Apoptosis of structural lung cells, including alveolar type I and II pneumocytes and fibroblasts, also contributes to alveolar loss. This process is mediated by oxidative stress, chronic inflammation, and mitochondrial dysfunction and is closely linked to the progression of emphysema [145]. Recent evidence suggests that necroptosis, a regulated form of cell death, may also be involved in lung injury in EPOC [146].

Airway Remodeling and Systemic Inflammation

Chronic inflammation leads to structural remodeling of the small airways, characterized by subepithelial fibrosis, goblet cell hyperplasia, increased mucus production, and luminal obliteration. These changes significantly contribute to airflow obstruction [147]. Vascular remodeling and pulmonary hypertension are also part of the pathological process, further impairing gas exchange and increasing right heart strain.

Furthermore, a low-grade systemic inflammation is observed in patients with EPOC, which may contribute to comorbidities such as cardiovascular disease, osteoporosis, and muscle wasting [148]. This systemic component underscores the multisystem nature of the disease and the importance of a comprehensive management approach.

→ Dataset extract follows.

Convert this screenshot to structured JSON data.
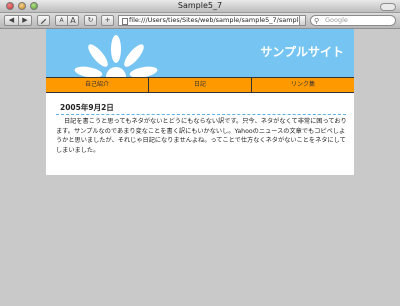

In summary, the molecular and cellular pathophysiology of EPOC is driven by a self-perpetuating network of chronic inflammation, oxidative stress, protease-antiprotease imbalance, and structural remodeling. These interconnected mechanisms lead to progressive lung damage and functional decline, highlighting the need for targeted therapies that address specific molecular pathways in different disease phenotypes.